Mumbai: Essar Shipping Ports & Logistics, the second largest private sector port operator in India, reported a 27% rise in October-December net profit, supported by its ports business that swung to profit.
Throughput at its ports during the quarter was nearly 10 million tonnes as against 7.85 million tons a year ago, the company said in a statement.
The commissioning of a 30-million-tonne all-weather deep draft in Hazira, Gujarat, also helped the port business post a profit of Rs109.3 million compared with a Rs79.4 million loss a year ago.
The company’s profit during the quarter came in at Rs276.4 million and revenue at Rs8.34 billion, up 2.7% on year.
Ports traffic is expected to triple by 2020 to 2,495 million tonnes. Investments worth Rs2.7 trillion are expected during the decade to boost ports capacity, according to estimates released by the Shipping Ministry.

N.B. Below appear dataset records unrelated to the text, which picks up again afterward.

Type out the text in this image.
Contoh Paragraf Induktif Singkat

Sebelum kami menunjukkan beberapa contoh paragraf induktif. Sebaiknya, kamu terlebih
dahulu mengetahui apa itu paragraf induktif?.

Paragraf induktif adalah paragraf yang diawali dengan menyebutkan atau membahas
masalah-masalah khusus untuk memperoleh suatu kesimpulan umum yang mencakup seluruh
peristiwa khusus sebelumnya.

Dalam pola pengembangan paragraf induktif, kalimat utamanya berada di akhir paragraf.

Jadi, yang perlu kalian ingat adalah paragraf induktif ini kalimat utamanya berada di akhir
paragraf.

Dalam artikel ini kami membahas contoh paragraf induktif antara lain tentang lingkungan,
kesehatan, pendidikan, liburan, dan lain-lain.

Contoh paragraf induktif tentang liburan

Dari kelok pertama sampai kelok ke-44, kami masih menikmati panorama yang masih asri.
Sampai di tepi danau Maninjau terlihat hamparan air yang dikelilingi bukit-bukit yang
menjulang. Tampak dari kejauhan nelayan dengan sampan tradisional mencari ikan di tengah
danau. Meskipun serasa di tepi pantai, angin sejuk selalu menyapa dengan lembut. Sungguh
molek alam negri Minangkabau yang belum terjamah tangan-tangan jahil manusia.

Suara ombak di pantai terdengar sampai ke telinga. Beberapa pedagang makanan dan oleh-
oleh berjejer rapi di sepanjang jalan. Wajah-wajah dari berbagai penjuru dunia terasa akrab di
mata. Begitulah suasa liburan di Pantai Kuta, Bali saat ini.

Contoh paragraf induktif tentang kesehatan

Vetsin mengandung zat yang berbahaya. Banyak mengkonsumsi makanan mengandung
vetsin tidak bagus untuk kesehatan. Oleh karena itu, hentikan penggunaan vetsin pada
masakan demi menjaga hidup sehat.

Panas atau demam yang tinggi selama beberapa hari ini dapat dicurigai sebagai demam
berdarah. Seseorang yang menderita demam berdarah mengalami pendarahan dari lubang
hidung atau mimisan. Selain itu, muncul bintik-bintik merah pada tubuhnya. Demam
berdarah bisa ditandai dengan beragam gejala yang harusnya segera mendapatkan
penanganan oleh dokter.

“Essar port is focused on contributing to this development of port infrastructure in India,” said Rajiv Agarwal, managing director and chief executive.
The company plans to pump in Rs87.89 billion in its ports business to double capacity by FY13, it had said in October last year.
Essar Shipping, which is demerging its shipping, logistics and oilfields businesses from its ports business, expects to list the new entity in April.
Post the demerger, which will simplify Essar Shipping’s business structure and unlock value, the company will be renamed Essar Ports and will continue to be listed.
The demerged entity will be called Essar Shipping which will be listed on the stock exchanges by April, Agarwal said.
Bullish on dry bulk
Agarwal said the global slowdown in dry bulk rates was unlikely to impact its shipping operations as the company has long-term charters, thereby insulating freight rates.
Dry bulk freight globally is on a downward trend due to an oversupply of ships and also as coal buyers struggle with high prices and thin margins and hold off booking cargoes.
“On the dry bulk side, globally the situation is different, but in India, the outlook is extremely bullish; be it imported coal, power plants coming in, or increase in capacity of steel plants the dry bulk business in India is expected to grow exponentially,” he said.
Dry bulk contributes 60-65% of the company’s shipping business revenue. 80-90% of its overall shipping contracts is on long term charters, which insulates it from the volatility of the spot market, he said.
Essar Shipping has said it plans to invest about $600 million to buy new vessels by FY13.
It has tied up capex for existing expansion projects in ports, shipping and oilfield businesses and does not need to tap the capital markets in the short term.
However, the promoters will need to dilute stake to 75% from their current holding of about 84% over the next two years, to meet rules set by the Indian capital market regulator, Agarwal said.
He also said the company plans to dry dock just one vessel for the quarter ended March.
Essar Shipping shares ended up 0.36% at Rs98.1 in a firm Mumbai market.